Whoa...I like!!! Looks like a collab between Edvard Munch and R. Crumb, but that's probably just my rapidly increasing myopia.


----------



## ommigosh (Dec 9, 2004)

Although these are probably really well done, I don't like them at all.  Full of despair, pain, stomach-churning violence and creepiness.  Not keen on the garish colours either.
When it comes to art, I would prefer to see a nice peaceful landscape, myself.

Om


----------



## Jayaprakash Satyamurthy (Dec 9, 2004)

I _like _the colours - I found them very expressive, though I can understand the subject matter isn't for everyone.  To be honest I found a certain mordant humour in the art, as well - or am I seeing something that wasn't there, Space Monkey?


----------



## Circus Cranium (Dec 9, 2004)

Definitely tongue in cheek humor as opposed to actual 'dark' art. I love these, they're hysterical.


----------



## BandSmurf (Dec 9, 2004)

Wow.  Did Ren & Stimpy (spelling?) meet Salvadore Dali here?  Not something I'd want to look at all the time, but very, very emotionally charged.  And very disturbing.  And interesting...

~BandSmurf


----------



## aftermath (Dec 9, 2004)

I enjoy most of your art actaully  I was on your link there the other day.

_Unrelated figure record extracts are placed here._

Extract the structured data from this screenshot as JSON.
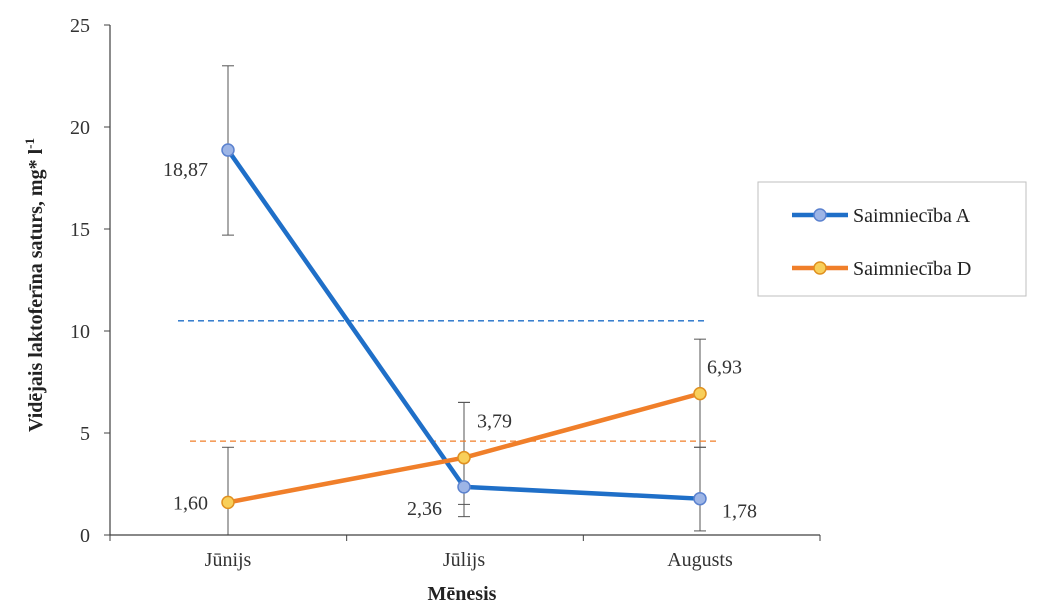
{
  "chart_data": {
    "type": "line",
    "categories": [
      "Jūnijs",
      "Jūlijs",
      "Augusts"
    ],
    "series": [
      {
        "name": "Saimniecība A",
        "color": "#1f6fc8",
        "marker_fill": "#9db5e6",
        "marker_stroke": "#5b82cf",
        "values": [
          18.87,
          2.36,
          1.78
        ],
        "labels": [
          "18,87",
          "2,36",
          "1,78"
        ],
        "error": [
          [
            14.7,
            23.0
          ],
          [
            0.9,
            6.5
          ],
          [
            0.2,
            4.3
          ]
        ],
        "mean_line": 10.5
      },
      {
        "name": "Saimniecība D",
        "color": "#f07f2a",
        "marker_fill": "#f8cf5a",
        "marker_stroke": "#e09020",
        "values": [
          1.6,
          3.79,
          6.93
        ],
        "labels": [
          "1,60",
          "3,79",
          "6,93"
        ],
        "error": [
          [
            -0.5,
            4.3
          ],
          [
            1.5,
            6.5
          ],
          [
            4.3,
            9.6
          ]
        ],
        "mean_line": 4.6
      }
    ],
    "ylim": [
      0,
      25
    ],
    "yticks": [
      "0",
      "5",
      "10",
      "15",
      "20",
      "25"
    ],
    "xlabel": "Mēnesis",
    "ylabel": "Vidējais laktoferīna saturs,  mg* l",
    "ylabel_sup": "-1",
    "legend_position": "right",
    "grid": false
  }
}
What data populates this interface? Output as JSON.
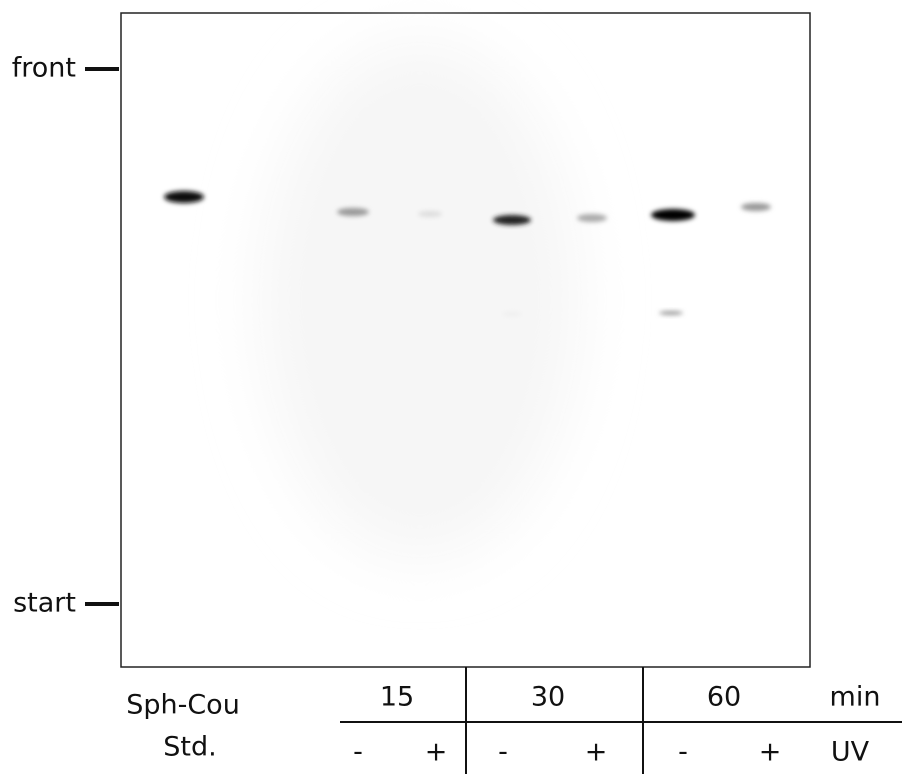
{
  "labels": {
    "front": "front",
    "start": "start"
  },
  "standard": {
    "name": "Sph-Cou",
    "note": "Std."
  },
  "times": [
    "15",
    "30",
    "60"
  ],
  "time_unit": "min",
  "uv": [
    "-",
    "+",
    "-",
    "+",
    "-",
    "+"
  ],
  "uv_label": "UV"
}
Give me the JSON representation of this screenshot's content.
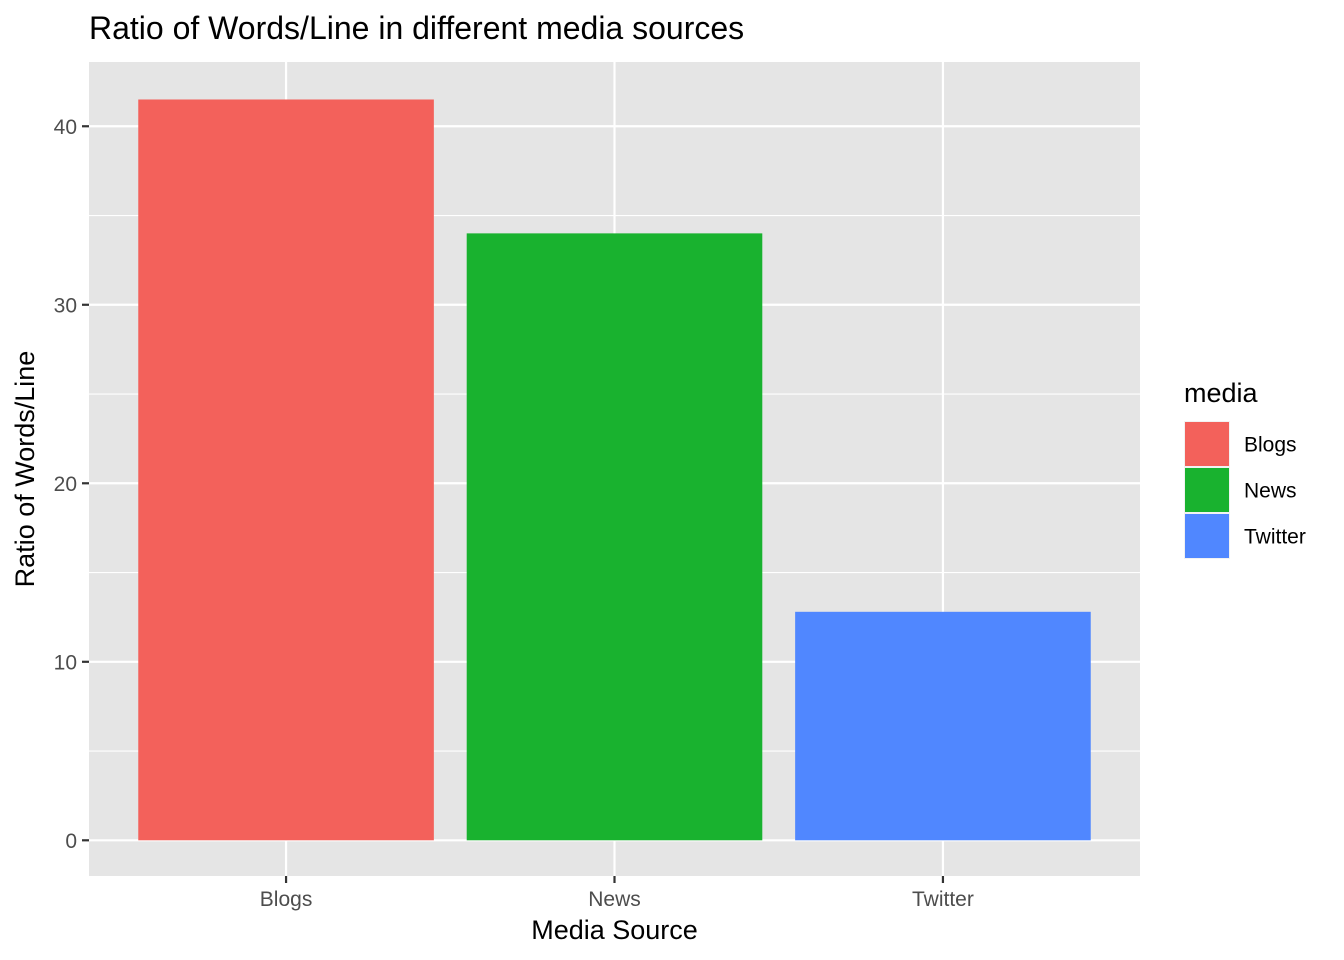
{
  "chart_data": {
    "type": "bar",
    "title": "Ratio of Words/Line in different media sources",
    "xlabel": "Media Source",
    "ylabel": "Ratio of Words/Line",
    "categories": [
      "Blogs",
      "News",
      "Twitter"
    ],
    "values": [
      41.5,
      34.0,
      12.8
    ],
    "ylim": [
      -2.0,
      43.6
    ],
    "y_ticks": [
      0,
      10,
      20,
      30,
      40
    ],
    "y_tick_labels": [
      "0",
      "10",
      "20",
      "30",
      "40"
    ],
    "y_minor_ticks": [
      5,
      15,
      25,
      35
    ],
    "colors": [
      "#F3615B",
      "#19B22F",
      "#5087FF"
    ],
    "grid": true,
    "panel_background": "#E5E5E5",
    "gridline_color": "#FFFFFF",
    "legend": {
      "title": "media",
      "placement": "right",
      "entries": [
        "Blogs",
        "News",
        "Twitter"
      ]
    }
  }
}
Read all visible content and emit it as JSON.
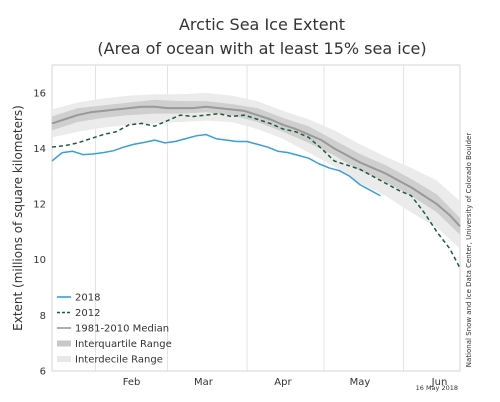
{
  "chart_data": {
    "type": "line",
    "title_line1": "Arctic Sea Ice Extent",
    "title_line2": "(Area of ocean with at least 15% sea ice)",
    "ylabel": "Extent (millions of square kilometers)",
    "x_unit": "day of year",
    "xlim": [
      15,
      174
    ],
    "ylim": [
      6,
      17
    ],
    "yticks": [
      6,
      8,
      10,
      12,
      14,
      16
    ],
    "month_ticks": [
      {
        "label": "Feb",
        "day": 46
      },
      {
        "label": "Mar",
        "day": 74
      },
      {
        "label": "Apr",
        "day": 105
      },
      {
        "label": "May",
        "day": 135
      },
      {
        "label": "Jun",
        "day": 166
      }
    ],
    "month_boundaries": [
      32,
      60,
      91,
      121,
      152
    ],
    "grid": "vertical at month boundaries",
    "date_stamp": "16 May 2018",
    "credit": "National Snow and Ice Data Center, University of Colorado Boulder",
    "legend_position": "bottom-left",
    "legend": [
      {
        "label": "2018",
        "style": "line",
        "color": "#3a9fd6"
      },
      {
        "label": "2012",
        "style": "dashed",
        "color": "#1e5a3a"
      },
      {
        "label": "1981-2010 Median",
        "style": "line",
        "color": "#999999"
      },
      {
        "label": "Interquartile Range",
        "style": "band",
        "color": "#c8c8c8"
      },
      {
        "label": "Interdecile Range",
        "style": "band",
        "color": "#e8e8e8"
      }
    ],
    "series": [
      {
        "name": "2018",
        "color": "#3a9fd6",
        "style": "solid",
        "x": [
          15,
          19,
          23,
          27,
          31,
          35,
          39,
          43,
          47,
          51,
          55,
          59,
          63,
          67,
          71,
          75,
          79,
          83,
          87,
          91,
          95,
          99,
          103,
          107,
          111,
          115,
          119,
          123,
          127,
          131,
          135,
          139,
          143
        ],
        "y": [
          13.55,
          13.85,
          13.9,
          13.78,
          13.8,
          13.85,
          13.92,
          14.05,
          14.15,
          14.22,
          14.3,
          14.2,
          14.25,
          14.35,
          14.45,
          14.5,
          14.35,
          14.3,
          14.25,
          14.25,
          14.15,
          14.05,
          13.9,
          13.85,
          13.75,
          13.65,
          13.45,
          13.3,
          13.2,
          13.0,
          12.7,
          12.5,
          12.3
        ]
      },
      {
        "name": "2012",
        "color": "#1e5a3a",
        "style": "dashed",
        "x": [
          15,
          20,
          25,
          30,
          35,
          40,
          45,
          50,
          55,
          60,
          65,
          70,
          75,
          80,
          85,
          90,
          95,
          100,
          105,
          110,
          115,
          120,
          125,
          130,
          135,
          140,
          145,
          150,
          155,
          160,
          165,
          170,
          174
        ],
        "y": [
          14.05,
          14.1,
          14.2,
          14.35,
          14.5,
          14.6,
          14.85,
          14.9,
          14.8,
          15.0,
          15.2,
          15.15,
          15.2,
          15.25,
          15.15,
          15.2,
          15.05,
          14.9,
          14.7,
          14.6,
          14.4,
          14.0,
          13.55,
          13.4,
          13.25,
          13.0,
          12.75,
          12.5,
          12.3,
          11.7,
          11.0,
          10.4,
          9.7
        ]
      },
      {
        "name": "1981-2010 Median",
        "color": "#999999",
        "style": "solid",
        "x": [
          15,
          20,
          25,
          30,
          35,
          40,
          45,
          50,
          55,
          60,
          65,
          70,
          75,
          80,
          85,
          90,
          95,
          100,
          105,
          110,
          115,
          120,
          125,
          130,
          135,
          140,
          145,
          150,
          155,
          160,
          165,
          170,
          174
        ],
        "y": [
          14.9,
          15.05,
          15.2,
          15.3,
          15.35,
          15.4,
          15.45,
          15.5,
          15.5,
          15.45,
          15.45,
          15.45,
          15.5,
          15.45,
          15.4,
          15.35,
          15.2,
          15.05,
          14.85,
          14.7,
          14.5,
          14.3,
          14.0,
          13.75,
          13.5,
          13.3,
          13.1,
          12.85,
          12.6,
          12.3,
          12.0,
          11.6,
          11.2
        ]
      }
    ],
    "bands": [
      {
        "name": "Interdecile Range",
        "color": "#ebebeb",
        "x": [
          15,
          25,
          35,
          45,
          55,
          65,
          75,
          85,
          95,
          105,
          115,
          125,
          135,
          145,
          155,
          165,
          174
        ],
        "lower": [
          14.4,
          14.6,
          14.75,
          14.85,
          14.9,
          14.95,
          15.0,
          14.95,
          14.7,
          14.35,
          13.85,
          13.35,
          12.75,
          12.3,
          11.7,
          11.15,
          10.4
        ],
        "upper": [
          15.4,
          15.65,
          15.8,
          15.9,
          15.95,
          15.95,
          16.0,
          15.9,
          15.7,
          15.35,
          15.05,
          14.65,
          14.15,
          13.7,
          13.3,
          12.85,
          12.1
        ]
      },
      {
        "name": "Interquartile Range",
        "color": "#cfcfcf",
        "x": [
          15,
          25,
          35,
          45,
          55,
          65,
          75,
          85,
          95,
          105,
          115,
          125,
          135,
          145,
          155,
          165,
          174
        ],
        "lower": [
          14.65,
          14.95,
          15.1,
          15.2,
          15.25,
          15.25,
          15.3,
          15.2,
          14.95,
          14.6,
          14.2,
          13.75,
          13.2,
          12.8,
          12.3,
          11.7,
          10.9
        ],
        "upper": [
          15.15,
          15.45,
          15.55,
          15.65,
          15.75,
          15.7,
          15.7,
          15.6,
          15.45,
          15.1,
          14.8,
          14.3,
          13.8,
          13.4,
          12.9,
          12.35,
          11.5
        ]
      }
    ]
  }
}
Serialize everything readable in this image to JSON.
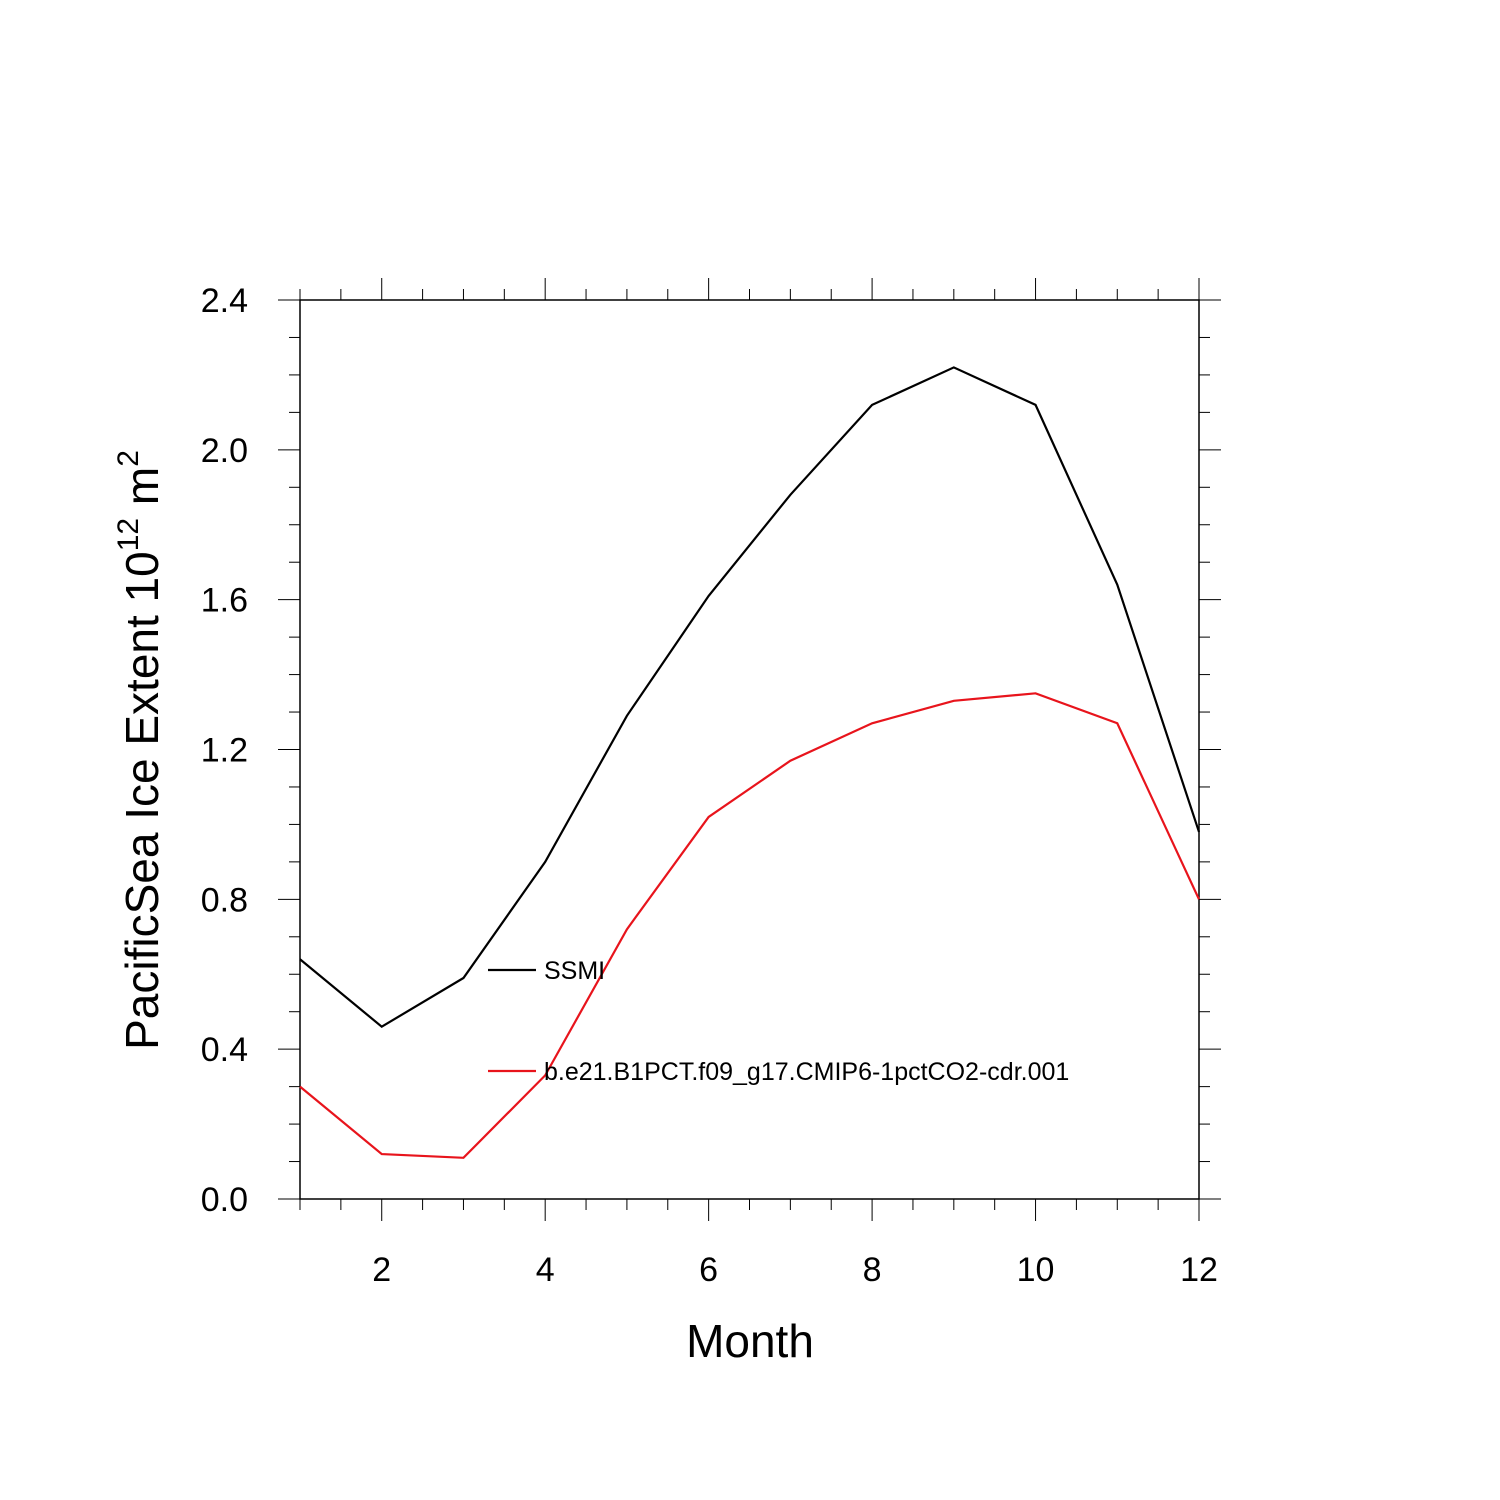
{
  "chart_data": {
    "type": "line",
    "title": "",
    "xlabel": "Month",
    "ylabel": {
      "prefix": "PacificSea Ice Extent 10",
      "superscript": "12",
      "unit": " m",
      "unit_superscript": "2"
    },
    "xlim": [
      1,
      12
    ],
    "ylim": [
      0,
      2.4
    ],
    "x_ticks": [
      2,
      4,
      6,
      8,
      10,
      12
    ],
    "x_tick_labels": [
      "2",
      "4",
      "6",
      "8",
      "10",
      "12"
    ],
    "y_ticks": [
      0,
      0.4,
      0.8,
      1.2,
      1.6,
      2.0,
      2.4
    ],
    "y_tick_labels": [
      "0.0",
      "0.4",
      "0.8",
      "1.2",
      "1.6",
      "2.0",
      "2.4"
    ],
    "x": [
      1,
      2,
      3,
      4,
      5,
      6,
      7,
      8,
      9,
      10,
      11,
      12
    ],
    "series": [
      {
        "name": "SSMI",
        "color": "#000000",
        "values": [
          0.64,
          0.46,
          0.59,
          0.9,
          1.29,
          1.61,
          1.88,
          2.12,
          2.22,
          2.12,
          1.64,
          0.98
        ]
      },
      {
        "name": "b.e21.B1PCT.f09_g17.CMIP6-1pctCO2-cdr.001",
        "color": "#e8141c",
        "values": [
          0.3,
          0.12,
          0.11,
          0.33,
          0.72,
          1.02,
          1.17,
          1.27,
          1.33,
          1.35,
          1.27,
          0.8
        ]
      }
    ],
    "grid": false,
    "legend_position": "inside-lower-center"
  }
}
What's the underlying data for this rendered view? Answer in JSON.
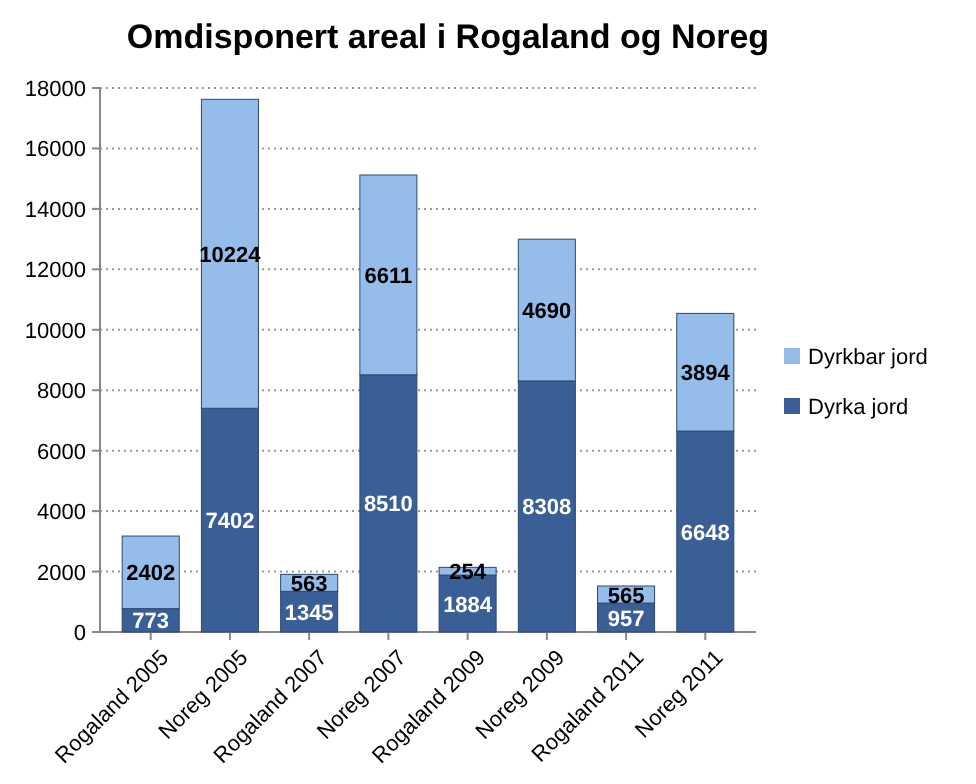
{
  "chart_data": {
    "type": "bar",
    "title": "Omdisponert areal i Rogaland og Noreg",
    "stacked": true,
    "categories": [
      "Rogaland 2005",
      "Noreg 2005",
      "Rogaland 2007",
      "Noreg 2007",
      "Rogaland 2009",
      "Noreg 2009",
      "Rogaland 2011",
      "Noreg 2011"
    ],
    "series": [
      {
        "name": "Dyrka jord",
        "color": "#3a5f96",
        "values": [
          773,
          7402,
          1345,
          8510,
          1884,
          8308,
          957,
          6648
        ]
      },
      {
        "name": "Dyrkbar jord",
        "color": "#95bde9",
        "values": [
          2402,
          10224,
          563,
          6611,
          254,
          4690,
          565,
          3894
        ]
      }
    ],
    "ylim": [
      0,
      18000
    ],
    "yticks": [
      0,
      2000,
      4000,
      6000,
      8000,
      10000,
      12000,
      14000,
      16000,
      18000
    ],
    "grid": "y",
    "legend": "right",
    "data_labels": true
  }
}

 These happened to be my favorite. I really like the colors used. I found amusment in them, whether it's meant to be there... of course i am slightly morbid. 

 I like the eyes one the most. I think it's a brillant idea


----------



## Space Monkey (Dec 9, 2004)

Thanks for the feedback guys!  Like em or hate em, you pretty much confirmed what I wanted to hear with this set.  (There'll be 2 more before the series is complete, but when & what exactly I have no idea...)

The colours were deliberately garish, to make you empathize with the way the character is feeling - especially the most visually offensive combo in the last one, red and green (should never be seen).  And the mordant humour is definitely true, that's the only ingredient from which I never deviate in any of my creative endeavours these days.  

I love the work of Munch and Robert Crumb, so thanks for that Knivesout - made my day for sure; I love any art that evokes a reaction, good or bad, and I got that here.  And Bandsmurf - Ren and Stimpy meets Dali!  That's awesome, I wanna quote that someday in a sales pitch!

And thanx Aftermath too - I wonder if there's a connection between the people who like this stuff and people who like extreme/dark/moody music...


----------